Unit I — Introduction to Deep Learning

Chapter 2 — Shallow ML Refresher: Linear Models

Framework Fill the placeholders below with your full content.

Chapter 2 — Shallow ML Refresher: Linear Models

Unit I · Introduction to Deep Learning

Objectives

Recall linear and logistic regression · Understand linear separability and its limits · Apply feature transforms to handle non-linearity

1. Linear Classifiers

A linear classifier partitions the input space with a hyperplane: \(\hat{y} = \text{sign}(w^\top x + b)\). For probabilistic output, logistic regression maps the linear score through the sigmoid: \(P(y=1|x) = \sigma(w^\top x + b) = \frac{1}{1+e^{-(w^\top x+b)}}\).

Training minimises cross-entropy loss with gradient descent:

\[\mathcal{L} = -\frac{1}{N}\sum_{i=1}^N \left[y_i \log\hat{p}_i + (1-y_i)\log(1-\hat{p}_i)\right]\]

For multi-class, the softmax function generalises the sigmoid: \(\hat{p}_k = \frac{e^{z_k}}{\sum_j e^{z_j}}\).

Exam-ready points

Linear regression loss: MSE \(= \frac{1}{N}\sum(y_i - \hat{y}_i)^2\).
Logistic regression: binary cross-entropy loss, sigmoid output.
Gradient update: \(w \leftarrow w - \eta \nabla_w \mathcal{L}\).

2. Linear Separability

A dataset is linearly separable if a hyperplane exists that correctly classifies all points. XOR is the classic non-linearly separable problem — no single line can separate the four XOR points.

The perceptron convergence theorem guarantees convergence iff data is linearly separable. When data is not, we need either: (a) a kernel trick (SVM), or (b) feature transforms, or (c) multi-layer networks.

XOR truth table

(0,0)→0 · (0,1)→1 · (1,0)→1 · (1,1)→0 — no linear boundary can separate 0s from 1s.

Exam-ready points

Minsky & Papert (1969) showed a single-layer perceptron cannot solve XOR — this led to the first "AI winter".
Multi-layer networks overcome linear separability limits via non-linear activations.

3. Feature Transforms

A feature transform \(\phi: \mathbb{R}^d \to \mathbb{R}^D\) maps the input to a higher-dimensional (or different) space where a linear classifier succeeds.
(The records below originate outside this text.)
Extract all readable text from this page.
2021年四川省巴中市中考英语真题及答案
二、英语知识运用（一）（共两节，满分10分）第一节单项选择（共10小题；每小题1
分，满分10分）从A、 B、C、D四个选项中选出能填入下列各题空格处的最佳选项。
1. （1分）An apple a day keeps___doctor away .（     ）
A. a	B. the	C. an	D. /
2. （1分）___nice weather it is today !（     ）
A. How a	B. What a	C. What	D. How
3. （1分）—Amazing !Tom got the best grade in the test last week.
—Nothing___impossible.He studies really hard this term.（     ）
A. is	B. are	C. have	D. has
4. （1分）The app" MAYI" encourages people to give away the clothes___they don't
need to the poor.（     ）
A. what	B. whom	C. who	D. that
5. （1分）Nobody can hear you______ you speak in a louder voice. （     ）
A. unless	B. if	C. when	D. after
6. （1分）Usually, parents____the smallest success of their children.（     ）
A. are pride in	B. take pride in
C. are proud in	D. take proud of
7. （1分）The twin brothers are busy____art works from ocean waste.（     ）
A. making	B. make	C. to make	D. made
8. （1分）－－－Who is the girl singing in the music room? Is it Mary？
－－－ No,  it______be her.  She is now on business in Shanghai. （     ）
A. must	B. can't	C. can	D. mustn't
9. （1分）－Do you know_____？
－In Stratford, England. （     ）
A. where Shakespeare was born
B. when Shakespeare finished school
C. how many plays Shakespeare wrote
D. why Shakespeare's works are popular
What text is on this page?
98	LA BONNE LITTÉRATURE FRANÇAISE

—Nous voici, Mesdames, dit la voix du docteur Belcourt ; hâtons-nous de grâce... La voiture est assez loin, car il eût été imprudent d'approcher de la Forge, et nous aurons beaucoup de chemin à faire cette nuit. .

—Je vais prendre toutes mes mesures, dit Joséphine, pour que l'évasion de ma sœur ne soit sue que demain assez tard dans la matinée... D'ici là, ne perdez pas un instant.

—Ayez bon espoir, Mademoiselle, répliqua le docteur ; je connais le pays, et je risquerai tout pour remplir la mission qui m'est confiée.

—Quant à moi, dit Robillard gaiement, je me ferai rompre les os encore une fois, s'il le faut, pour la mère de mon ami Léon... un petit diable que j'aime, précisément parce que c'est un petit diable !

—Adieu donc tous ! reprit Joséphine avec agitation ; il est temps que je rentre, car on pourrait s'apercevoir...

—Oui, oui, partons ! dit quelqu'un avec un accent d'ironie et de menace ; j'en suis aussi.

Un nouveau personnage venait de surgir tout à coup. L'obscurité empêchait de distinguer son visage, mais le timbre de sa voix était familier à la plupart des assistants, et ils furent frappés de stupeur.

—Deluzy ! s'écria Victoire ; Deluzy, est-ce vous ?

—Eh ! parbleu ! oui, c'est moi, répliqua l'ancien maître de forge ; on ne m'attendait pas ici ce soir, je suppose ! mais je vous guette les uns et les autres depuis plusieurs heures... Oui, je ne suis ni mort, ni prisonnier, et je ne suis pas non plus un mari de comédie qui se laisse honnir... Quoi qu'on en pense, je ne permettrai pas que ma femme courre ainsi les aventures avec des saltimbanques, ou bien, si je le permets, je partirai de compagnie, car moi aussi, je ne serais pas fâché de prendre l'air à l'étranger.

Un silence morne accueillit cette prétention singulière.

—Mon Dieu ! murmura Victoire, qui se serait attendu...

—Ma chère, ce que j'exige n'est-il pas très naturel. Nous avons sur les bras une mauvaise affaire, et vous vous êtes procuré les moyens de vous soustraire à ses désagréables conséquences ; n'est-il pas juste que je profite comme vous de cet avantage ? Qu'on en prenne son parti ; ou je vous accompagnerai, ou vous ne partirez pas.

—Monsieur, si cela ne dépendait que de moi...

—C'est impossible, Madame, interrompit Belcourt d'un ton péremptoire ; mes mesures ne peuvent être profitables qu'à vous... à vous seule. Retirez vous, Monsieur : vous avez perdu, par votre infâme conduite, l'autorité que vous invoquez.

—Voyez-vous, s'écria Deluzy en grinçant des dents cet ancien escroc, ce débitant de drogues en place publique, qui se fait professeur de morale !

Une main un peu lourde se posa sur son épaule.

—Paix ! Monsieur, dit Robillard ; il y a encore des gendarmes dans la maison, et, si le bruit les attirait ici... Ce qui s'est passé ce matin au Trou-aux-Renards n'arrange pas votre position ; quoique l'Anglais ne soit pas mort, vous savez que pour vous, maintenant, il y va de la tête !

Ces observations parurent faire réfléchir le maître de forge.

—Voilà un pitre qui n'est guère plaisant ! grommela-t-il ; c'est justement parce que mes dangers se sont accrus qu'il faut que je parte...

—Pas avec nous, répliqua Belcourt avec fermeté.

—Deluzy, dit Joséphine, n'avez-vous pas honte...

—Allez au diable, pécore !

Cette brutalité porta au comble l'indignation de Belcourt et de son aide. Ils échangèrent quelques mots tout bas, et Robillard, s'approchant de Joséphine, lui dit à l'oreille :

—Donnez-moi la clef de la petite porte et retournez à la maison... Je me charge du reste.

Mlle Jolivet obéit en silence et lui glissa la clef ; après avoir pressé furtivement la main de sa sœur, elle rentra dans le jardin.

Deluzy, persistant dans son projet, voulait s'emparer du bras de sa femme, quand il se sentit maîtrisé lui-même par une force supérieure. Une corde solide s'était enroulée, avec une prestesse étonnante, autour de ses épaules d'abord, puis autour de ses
Examples: polynomial features \((x_1, x_2) \to (x_1, x_2, x_1^2, x_2^2, x_1 x_2)\), radial basis functions, Fourier features.

SVMs use the kernel trick: \(K(x,x') = \phi(x)^\top \phi(x')\) computed implicitly, avoiding explicit high-dimensional mapping. Common kernels: RBF \(K = e^{-\gamma\|x-x'\|^2}\), polynomial \(K = (x^\top x' + c)^d\).

Exam-ready points

Feature transforms are the shallow equivalent of learned hidden layers in deep networks.
RBF SVM is a universal classifier but requires careful \(\gamma\) and \(C\) tuning.
Deep networks learn \(\phi\) end-to-end rather than designing it manually.

Worked Example — Logistic Regression gradient step

import numpy as np
# Single sample gradient update
x = np.array([1.0, 2.0]); y = 1; w = np.array([0.1, -0.2]); b = 0.0; lr = 0.1
z = w @ x + b                    # linear score
p = 1 / (1 + np.exp(-z))         # sigmoid  →  p ≈ 0.475
loss = -y * np.log(p)            # binary cross-entropy
dw = (p - y) * x                 # gradient w.r.t. w
db = (p - y)                     # gradient w.r.t. b
w -= lr * dw; b -= lr * db       # update
print(f"loss={loss:.4f}, w={w}, b={b:.4f}")

Exercises

Derive the gradient of binary cross-entropy loss with respect to \(w\).
Show that XOR is not linearly separable by exhaustive enumeration.
Using polynomial features of degree 2 on inputs \((x_1, x_2)\), write out all basis functions.

Viva Questions

What is the decision boundary of a logistic regression classifier?
Why is XOR a problem for single-layer perceptrons?
Explain the kernel trick in SVMs.
What is the difference between L1 and L2 regularisation effects on weights?
How does the softmax function generalise the sigmoid to multi-class problems?